In such cases, systems architects may use new elements to enhance the old "legacy" systems, using the following techniques:
This may include providing the legacy system with necessary resources, pre-processing them for the input, performing some tasks the old system is not good at, storing some intermediate products, troubleshooting and repair, etc.
This experience should be taken into account by the Science Fiction writers and futurists envisioning future technologically enhanced humans as "cyborgs" -- creatures that will have human biological bodies as their legacy core, but will hopefully have many important [and complex] biological parts directly replaced with improved technological equivalents (and a variety of new ones added).
Of course, images of mechanical parts sticking in and out of our bodies seem impressive enough to be worth putting into SciFi plots.
However, the cyborgization of the humankind -- the merger of biological and technological elements -- has been, and most likely will be, proceeding according to the usual scenario of the evolution of legacy systems.
Parallelism and integration of efforts were implemented before we became humans -- and actually were an important prerequisite for our existence.
As humans developed sufficient intelligence to embark on the long journey of supplementing their convoluted, undocumented and structurally inflexible biological bodies with intentionally designed extensions, they started with simple methods and simple physical parts. At this stage of development, wrapping and external aids were used, from wrapping the body with clothing to providing it with external implements serving both as extensions to biological organs and as parts of increasingly friendly environments -- this includes tools, houses, transportation, heating, cooking, etc.
Also, at this stage new systems began to be used not only for supporting, but for "troubleshooting" the body (medicine) - still without interference in the original design.
As things get more sophisticated, the technological supplementation of the biological body repeats the same steps with the information processing. It is the human functional body that is now being wrapped and augmented, as the new systems consequently accept important tasks of information acquisition, storage, transmission and processing.
Even at this stage, the direct replacement of biological organs, in accordance with the legacy systems theory, is rare and confined to simple physical parts.

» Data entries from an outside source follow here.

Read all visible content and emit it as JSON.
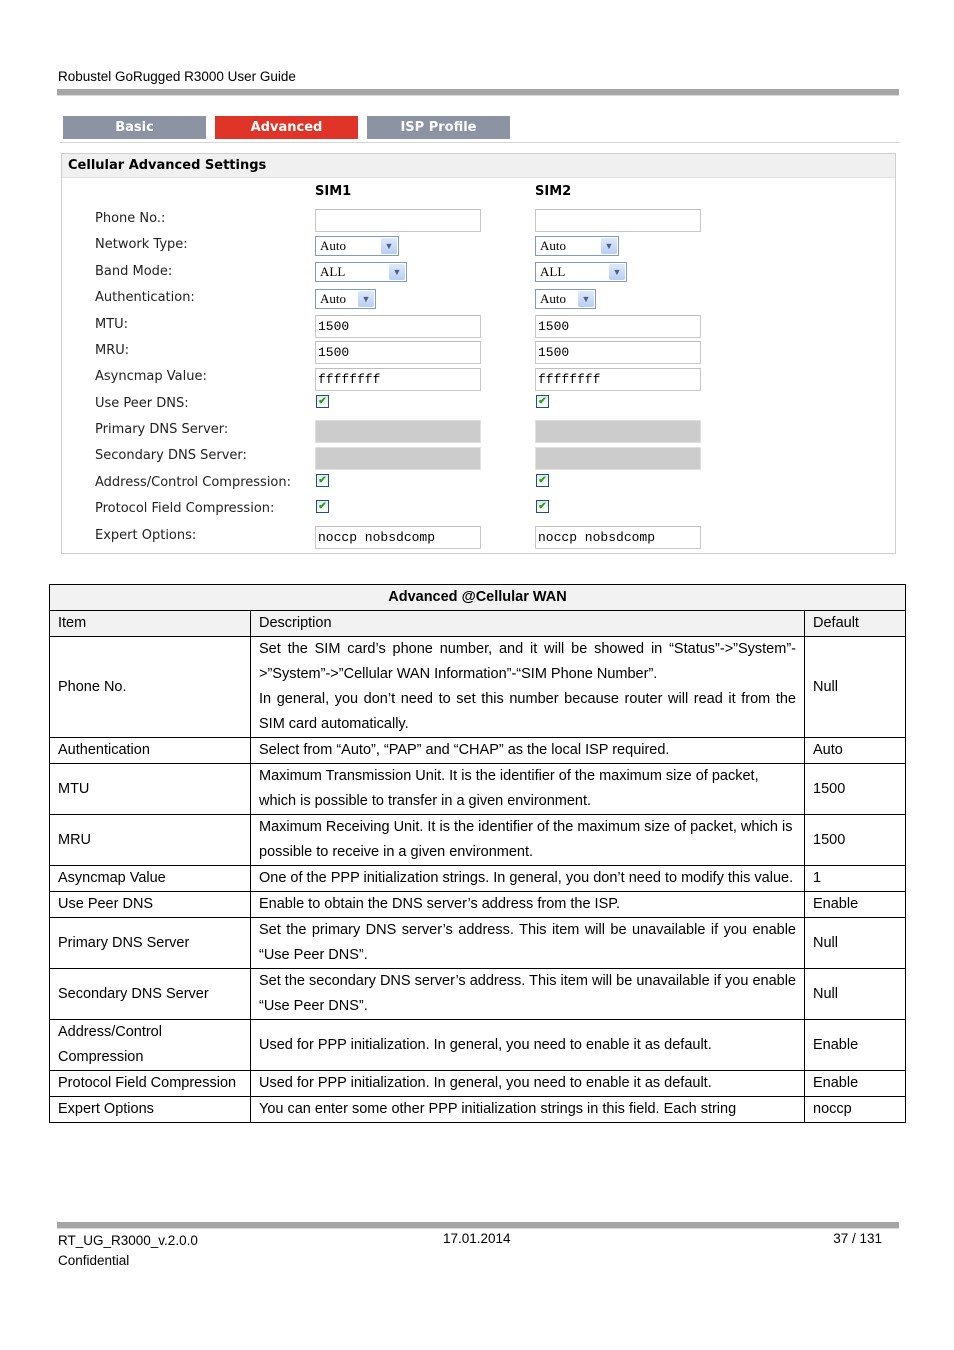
{
  "header": {
    "title": "Robustel GoRugged R3000 User Guide"
  },
  "ui": {
    "tabs": [
      {
        "label": "Basic",
        "active": false
      },
      {
        "label": "Advanced",
        "active": true
      },
      {
        "label": "ISP Profile",
        "active": false
      }
    ],
    "accent_color": "#df3427",
    "panel_title": "Cellular Advanced Settings",
    "columns": [
      "SIM1",
      "SIM2"
    ],
    "labels": {
      "phone": "Phone No.:",
      "network_type": "Network Type:",
      "band_mode": "Band Mode:",
      "authentication": "Authentication:",
      "mtu": "MTU:",
      "mru": "MRU:",
      "asyncmap": "Asyncmap Value:",
      "use_peer_dns": "Use Peer DNS:",
      "primary_dns": "Primary DNS Server:",
      "secondary_dns": "Secondary DNS Server:",
      "acc": "Address/Control Compression:",
      "pfc": "Protocol Field Compression:",
      "expert": "Expert Options:"
    },
    "sim1": {
      "phone": "",
      "network_type": "Auto",
      "band_mode": "ALL",
      "authentication": "Auto",
      "mtu": "1500",
      "mru": "1500",
      "asyncmap": "ffffffff",
      "use_peer_dns": true,
      "primary_dns": "",
      "secondary_dns": "",
      "acc": true,
      "pfc": true,
      "expert": "noccp nobsdcomp"
    },
    "sim2": {
      "phone": "",
      "network_type": "Auto",
      "band_mode": "ALL",
      "authentication": "Auto",
      "mtu": "1500",
      "mru": "1500",
      "asyncmap": "ffffffff",
      "use_peer_dns": true,
      "primary_dns": "",
      "secondary_dns": "",
      "acc": true,
      "pfc": true,
      "expert": "noccp nobsdcomp"
    },
    "check_glyph": "✔",
    "arrow_glyph": "▼"
  },
  "table": {
    "title": "Advanced @Cellular WAN",
    "headers": [
      "Item",
      "Description",
      "Default"
    ],
    "rows": [
      {
        "item": "Phone No.",
        "desc1": "Set the SIM card’s phone number, and it will be showed in “Status”->”System”->”System”->”Cellular WAN Information”-“SIM Phone Number”.",
        "desc2": "In general, you don’t need to set this number because router will read it from the SIM card automatically.",
        "default": "Null"
      },
      {
        "item": "Authentication",
        "desc1": "Select from “Auto”, “PAP” and “CHAP” as the local ISP required.",
        "default": "Auto"
      },
      {
        "item": "MTU",
        "desc1": "Maximum Transmission Unit. It is the identifier of the maximum size of packet, which is possible to transfer in a given environment.",
        "default": "1500"
      },
      {
        "item": "MRU",
        "desc1": "Maximum Receiving Unit. It is the identifier of the maximum size of packet, which is possible to receive in a given environment.",
        "default": "1500"
      },
      {
        "item": "Asyncmap Value",
        "desc1": "One of the PPP initialization strings. In general, you don’t need to modify this value.",
        "default": "1"
      },
      {
        "item": "Use Peer DNS",
        "desc1": "Enable to obtain the DNS server’s address from the ISP.",
        "default": "Enable"
      },
      {
        "item": "Primary DNS Server",
        "desc1": "Set the primary DNS server’s address. This item will be unavailable if you enable “Use Peer DNS”.",
        "default": "Null"
      },
      {
        "item": "Secondary DNS Server",
        "desc1": "Set the secondary DNS server’s address. This item will be unavailable if you enable “Use Peer DNS”.",
        "default": "Null"
      },
      {
        "item": "Address/Control Compression",
        "desc1": "Used for PPP initialization. In general, you need to enable it as default.",
        "default": "Enable"
      },
      {
        "item": "Protocol Field Compression",
        "desc1": "Used for PPP initialization. In general, you need to enable it as default.",
        "default": "Enable"
      },
      {
        "item": "Expert Options",
        "desc1": "You can enter some other PPP initialization strings in this field. Each string",
        "default": "noccp"
      }
    ]
  },
  "footer": {
    "doc_id": "RT_UG_R3000_v.2.0.0",
    "classification": "Confidential",
    "date": "17.01.2014",
    "page": "37 / 131"
  }
}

However, there are ways of introducing implants and shortcuts without violating the structural integrity of the old kludge. For example, if your brain does not have sufficient memory for carrying some operations, it may use external memory (e.g., a scratch pad) for storing intermediate data, and then read the results back into the brain's "wetware". This neat trick allows the new elements to play the role of functional implants, representing at the same time an internal structural part of your extended intelligence and an external part of the body.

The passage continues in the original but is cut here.